InPAS: An R/Bioconductor Package for Identifying Novel Polyadenylation Sites and Alternative Polyadenylation from Bulk RNA-seq Data.
Background: Alternative cleavage and polyadenylation (APA) is a crucial post-transcriptional gene regulation mechanism that regulates gene expression in eukaryotes by increasing the diversity and complexity of both the transcriptome and proteome. Despite the development of more than a dozen experimental methods over the last decade to identify and quantify APA events, widespread adoption of these methods has been limited by technical, financial, and time constraints. Consequently, APA remains poorly understood in most eukaryotes. However, RNA sequencing (RNA-seq) technology has revolutionized transcriptome profiling and recent studies have shown that RNA-seq data can be leveraged to identify and quantify APA events.

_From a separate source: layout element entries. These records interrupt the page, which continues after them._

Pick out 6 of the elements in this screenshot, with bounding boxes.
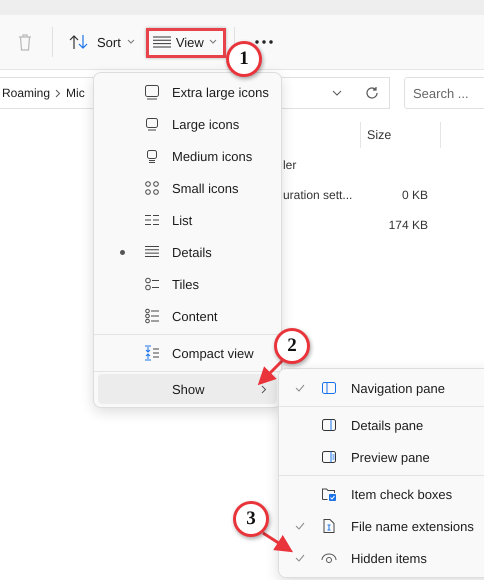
callout-badge: 3 — [233, 501, 269, 537]
table-cell: ler — [283, 158, 296, 172]
table-cell: uration sett... — [283, 188, 352, 202]
callout-badge: 2 — [274, 328, 310, 364]
table-cell: 0 KB — [402, 188, 428, 202]
table-cell: 174 KB — [388, 218, 428, 232]
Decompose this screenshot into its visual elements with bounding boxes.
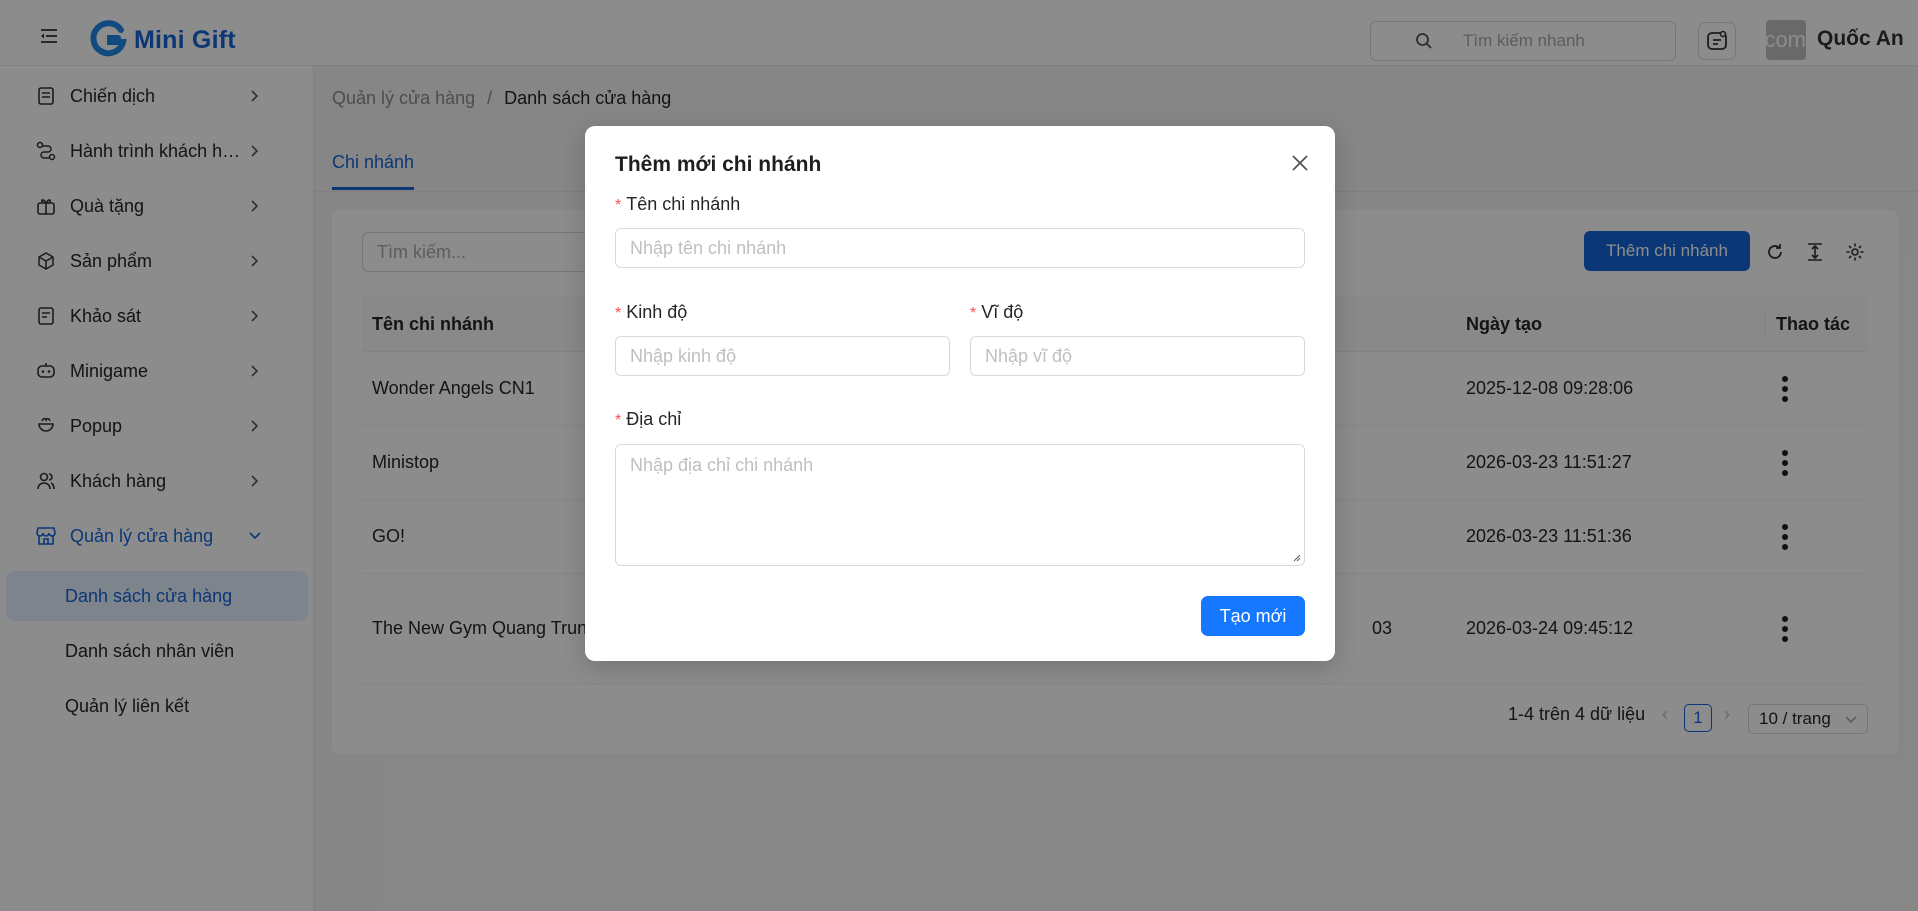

Results: To fully capitalize on the exponentially growing RNA-seq data, we developed InPAS (Identification of Novel alternative PolyAdenylation Sites), an R/Bioconductor package for accurate identification of novel and known cleavage and polyadenylation sites (CPSs), as well as quantification of APA from RNA-seq data of various experimental designs. Compared to other APA analysis tools, InPAS offers several important advantages, including the ability to detect both novel proximal and distal CPSs, to fine tune positions of CPSs using a naïve Bayes classifier based on flanking sequence features, and to identify APA events from RNA-seq data of complex experimental designs using linear models. We benchmarked the performance of InPAS and other leading tools using simulated and experimental RNA-seq data with matched 3'-end RNA-seq data. Our results reveal that InPAS frequently outperforms existing tools in terms of precision, sensitivity, and specificity. Furthermore, we demonstrate its scalability and versatility by applying it to large, diverse RNA-seq datasets.

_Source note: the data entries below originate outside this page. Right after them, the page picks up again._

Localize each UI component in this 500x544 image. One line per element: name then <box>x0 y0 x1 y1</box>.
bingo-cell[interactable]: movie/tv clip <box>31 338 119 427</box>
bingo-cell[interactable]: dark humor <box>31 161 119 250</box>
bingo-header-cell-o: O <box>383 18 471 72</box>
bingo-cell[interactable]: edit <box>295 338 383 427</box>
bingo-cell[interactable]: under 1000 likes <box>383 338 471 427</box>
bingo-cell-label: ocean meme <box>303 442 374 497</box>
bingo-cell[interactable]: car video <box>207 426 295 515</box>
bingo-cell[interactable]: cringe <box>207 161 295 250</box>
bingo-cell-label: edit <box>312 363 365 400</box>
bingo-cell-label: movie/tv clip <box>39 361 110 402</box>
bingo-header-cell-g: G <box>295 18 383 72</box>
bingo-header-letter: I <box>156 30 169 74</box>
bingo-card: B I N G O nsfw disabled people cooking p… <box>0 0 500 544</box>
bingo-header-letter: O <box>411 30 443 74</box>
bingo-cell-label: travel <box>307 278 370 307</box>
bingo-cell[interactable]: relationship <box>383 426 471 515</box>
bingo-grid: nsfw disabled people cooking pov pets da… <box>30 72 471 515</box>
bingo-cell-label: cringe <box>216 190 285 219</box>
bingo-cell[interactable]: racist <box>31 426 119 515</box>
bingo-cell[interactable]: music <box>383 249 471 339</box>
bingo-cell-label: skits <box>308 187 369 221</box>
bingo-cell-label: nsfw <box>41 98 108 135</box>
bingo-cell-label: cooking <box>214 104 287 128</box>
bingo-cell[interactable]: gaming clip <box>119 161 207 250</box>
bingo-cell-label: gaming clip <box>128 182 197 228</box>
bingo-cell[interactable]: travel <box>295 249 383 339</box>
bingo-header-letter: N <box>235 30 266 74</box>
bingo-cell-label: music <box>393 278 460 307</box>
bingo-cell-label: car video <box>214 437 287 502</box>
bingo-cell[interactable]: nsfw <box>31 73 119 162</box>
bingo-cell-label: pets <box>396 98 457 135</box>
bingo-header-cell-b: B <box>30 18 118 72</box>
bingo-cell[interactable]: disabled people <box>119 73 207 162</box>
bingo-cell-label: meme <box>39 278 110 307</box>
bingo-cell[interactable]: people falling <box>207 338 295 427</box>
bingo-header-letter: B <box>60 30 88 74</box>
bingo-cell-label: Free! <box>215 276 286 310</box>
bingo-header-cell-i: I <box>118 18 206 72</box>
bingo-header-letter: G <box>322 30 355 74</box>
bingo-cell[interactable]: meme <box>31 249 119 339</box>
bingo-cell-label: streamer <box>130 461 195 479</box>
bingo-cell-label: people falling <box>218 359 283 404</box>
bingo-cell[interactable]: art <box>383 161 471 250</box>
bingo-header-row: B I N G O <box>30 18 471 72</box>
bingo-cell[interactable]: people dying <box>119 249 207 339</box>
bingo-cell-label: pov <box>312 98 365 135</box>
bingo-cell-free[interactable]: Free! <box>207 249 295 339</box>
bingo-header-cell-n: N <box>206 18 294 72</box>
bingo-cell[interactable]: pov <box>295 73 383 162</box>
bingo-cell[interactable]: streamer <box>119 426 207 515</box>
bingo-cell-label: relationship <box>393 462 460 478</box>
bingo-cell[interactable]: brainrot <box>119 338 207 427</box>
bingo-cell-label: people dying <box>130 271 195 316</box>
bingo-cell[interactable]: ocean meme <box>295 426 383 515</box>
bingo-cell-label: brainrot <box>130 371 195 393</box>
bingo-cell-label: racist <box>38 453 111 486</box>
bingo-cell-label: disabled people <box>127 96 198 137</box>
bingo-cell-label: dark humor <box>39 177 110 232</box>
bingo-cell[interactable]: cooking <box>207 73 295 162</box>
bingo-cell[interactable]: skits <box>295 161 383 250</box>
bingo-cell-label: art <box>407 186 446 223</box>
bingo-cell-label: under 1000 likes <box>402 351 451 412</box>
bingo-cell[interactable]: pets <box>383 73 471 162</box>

Conclusions: InPAS is an efficient and robust tool for identifying and quantifying APA events using readily accessible conventional RNA-seq data. Its versatility opens doors to explore APA regulation across diverse eukaryotic systems with various experimental designs. We believe that InPAS will drive APA research forward, deepening our understanding of its role in regulating gene expression, and potentially leading to the discovery of biomarkers or therapeutics for diseases.